Current estimates of the origin of excess bay nutrients indicate that nonpoint sources such as agricultural lands, developed areas and the atmosphere contribute 2.5 times more nitrogen to the bay than point sources such as sewage treatment plants and industries.
Agriculture is the leading source of the bay's nitrogen enrichment, with a 39 percent share, according to a study by R. D. Magnien and others published in "The State of the Chesapeake 1995." Other sources of nitrogen enrichment identified by Magnien were point sources, 23 percent; forests, 18 percent; atmosphere, 11 percent; and development, 9 percent.
Excessive amounts of nitrogen lead to rapid growth of phytoplankton, "creating dense populations, or blooms. These blooms become so dense that they reduce the amount of sunlight available to submerged aquatic vegetation," wrote Kathryn Reshetiloff, editor of "Chesapeake Bay: Introduction to an Ecosystem," in 1995.
"Without sufficient light, plants cannot photosynthesize and produce the food they need to survive. ... Another hazard of nutrient-enriched algal blooms that are not consumed by zooplankton comes after the algae die. As the blooms decay, oxygen is used up in decomposition. This can lead to dangerously low oxygen levels that can harm or even kill aquatic organisms," Reshetiloff wrote.
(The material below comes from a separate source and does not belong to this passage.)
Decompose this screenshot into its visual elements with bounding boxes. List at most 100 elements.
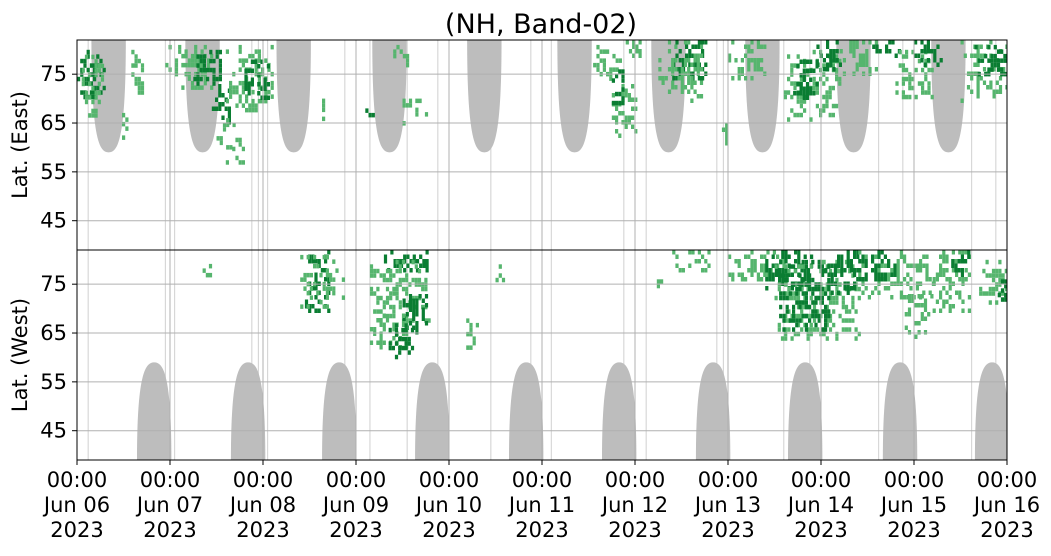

In an effort to control pollution by nitrogen and other nutrients, Maryland, Pennsylvania, Virginia and the District of Columbia agreed in the 1983 Chesapeake Bay Agreement to reduce the total amount of nutrients entering the Chesapeake Bay by 40 percent by the year 2000. The bay is the nation's first estuary to be targeted for restoration and protection.